-Employment falls for first time in 10 months
-Companies may attempt to recover lost productivity
-Input charges rise at same pace as in August
-Business expectations edge up
The UK's dominant service sector expanded in September but undershot analysts' forecasts.
Experts said that now that results were in for the service, construction, and manufacturing sectors, it was 'touch and go' whether the UK economy would grow in the third quarter.
Markit's service sector Purchasing Managers Index (PMI) registered 52.2 - anything above 50 means the sector is expanding. Analysts had pencilled in a reading of 53.
September's figure was down from August's 53.7, but still clocked up its twenty-first successive month of growth.
The service sector is in better shape than both the construction and manufacturing sectors.
The UK construction sector PMI for September came in at 49.5, which was down on August and included a sharp fall in new business inflows.
The manufacturing sector posted a reading of 48.4 in September, also down on the month before.
A solid increase in volumes of incoming new business supported the latest rise in activity within the services sector (to 53.1 from 52.3) but firms also recorded a net fall in employment for the first time in ten months (from 51.3 to 48.3).
Markit's research showed companies were adopting a cautious attitude when it came to employment decisions, generally choosing not to replace leavers.
Operating expenses continued to rise in September, although the pace of inflation remained little changed. The subindex measuring input prices edged down (to 56.3 from 56.4).
A number of companies continued to blame higher fuel and energy costs, while some commented on an increase in food prices.
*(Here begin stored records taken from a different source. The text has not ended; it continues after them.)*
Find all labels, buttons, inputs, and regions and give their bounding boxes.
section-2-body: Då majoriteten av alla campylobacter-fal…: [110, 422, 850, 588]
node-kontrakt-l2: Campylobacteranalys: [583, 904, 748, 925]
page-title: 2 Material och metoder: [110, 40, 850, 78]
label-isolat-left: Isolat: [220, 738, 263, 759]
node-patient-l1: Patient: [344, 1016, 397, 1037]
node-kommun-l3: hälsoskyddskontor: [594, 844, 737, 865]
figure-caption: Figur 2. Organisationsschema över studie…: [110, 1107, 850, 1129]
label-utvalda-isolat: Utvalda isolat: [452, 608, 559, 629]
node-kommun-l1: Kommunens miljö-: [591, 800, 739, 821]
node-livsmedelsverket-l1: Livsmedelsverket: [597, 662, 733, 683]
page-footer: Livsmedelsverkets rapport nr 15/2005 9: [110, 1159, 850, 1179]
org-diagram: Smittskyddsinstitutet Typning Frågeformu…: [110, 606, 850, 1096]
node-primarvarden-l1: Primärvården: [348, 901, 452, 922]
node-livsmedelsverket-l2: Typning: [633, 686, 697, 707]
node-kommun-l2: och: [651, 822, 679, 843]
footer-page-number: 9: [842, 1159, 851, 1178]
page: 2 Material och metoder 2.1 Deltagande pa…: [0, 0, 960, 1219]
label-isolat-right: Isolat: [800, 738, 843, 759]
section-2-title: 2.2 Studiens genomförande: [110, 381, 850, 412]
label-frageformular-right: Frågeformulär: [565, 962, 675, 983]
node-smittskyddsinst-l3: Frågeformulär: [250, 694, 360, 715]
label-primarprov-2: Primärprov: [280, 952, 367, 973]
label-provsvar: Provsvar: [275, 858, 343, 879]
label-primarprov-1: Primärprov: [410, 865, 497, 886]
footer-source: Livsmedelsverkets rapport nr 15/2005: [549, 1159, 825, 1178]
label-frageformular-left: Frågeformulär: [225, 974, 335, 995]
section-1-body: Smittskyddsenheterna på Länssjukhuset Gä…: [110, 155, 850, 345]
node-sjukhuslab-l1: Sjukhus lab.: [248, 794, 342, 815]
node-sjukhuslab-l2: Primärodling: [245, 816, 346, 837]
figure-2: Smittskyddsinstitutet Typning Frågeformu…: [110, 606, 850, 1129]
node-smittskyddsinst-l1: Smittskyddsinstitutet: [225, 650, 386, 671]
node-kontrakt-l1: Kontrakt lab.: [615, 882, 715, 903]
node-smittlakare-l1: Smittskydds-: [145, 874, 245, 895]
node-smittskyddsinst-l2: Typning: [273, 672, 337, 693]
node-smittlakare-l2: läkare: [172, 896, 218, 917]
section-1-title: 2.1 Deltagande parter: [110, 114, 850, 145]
These rises hit the hotels, restaurants and catering sector hardest, as it recorded the steepest input price rises.
Confidence rose to a four-month high, with many respondents anticipating an improvement in the performance of the UK economy. Thus, the business expectations index rose to 67 points (from 66.5).
Flat third quarter
Chris Williamson, Markit's Chief Economist, said the September service sector PMI added to evidence to suggest that the UK economy barely expanded in the third quarter.
"GDP is likely to have grown by perhaps 0.1% as modest growth of services activity was offset by a slight drop in construction sector output and a steeper decline in manufacturing, according to the PMIs," he said.
This compares with a prediction from the British Chambers of Commerce, which forecast growth of 0.5% in the third quarter.
Martin Beck, UK Economist at Capital Economics, was more downbeat, saying a weighted average of the three main activity balances of the manufacturing, construction and services surveys was consistent with flat GDP in the third quarter.
"Overall, then, it is looking like the rebound in the economy expected in the third quarter is struggling to get any oomph behind it," he said.
The latest figures from the Office for National Statistics show the UK economy contracted for three consecutive quarters between October 2011 and June 2012.
Somewhat more ominously perhaps, Blerina Uruci at Barclays Research writes that: "The fall in payroll numbers came as firms reported efforts to reduce overhead costs and staff levels as part of company reorganisations. The fall in the index suggests that, after months of puzzlingly strong employment figures, we could see payroll numbers fall as firms aim to restore productivity in the current challenging demand environment. As we have previously noted, much of the UK's puzzling productivity dip appears to lie in the services sector."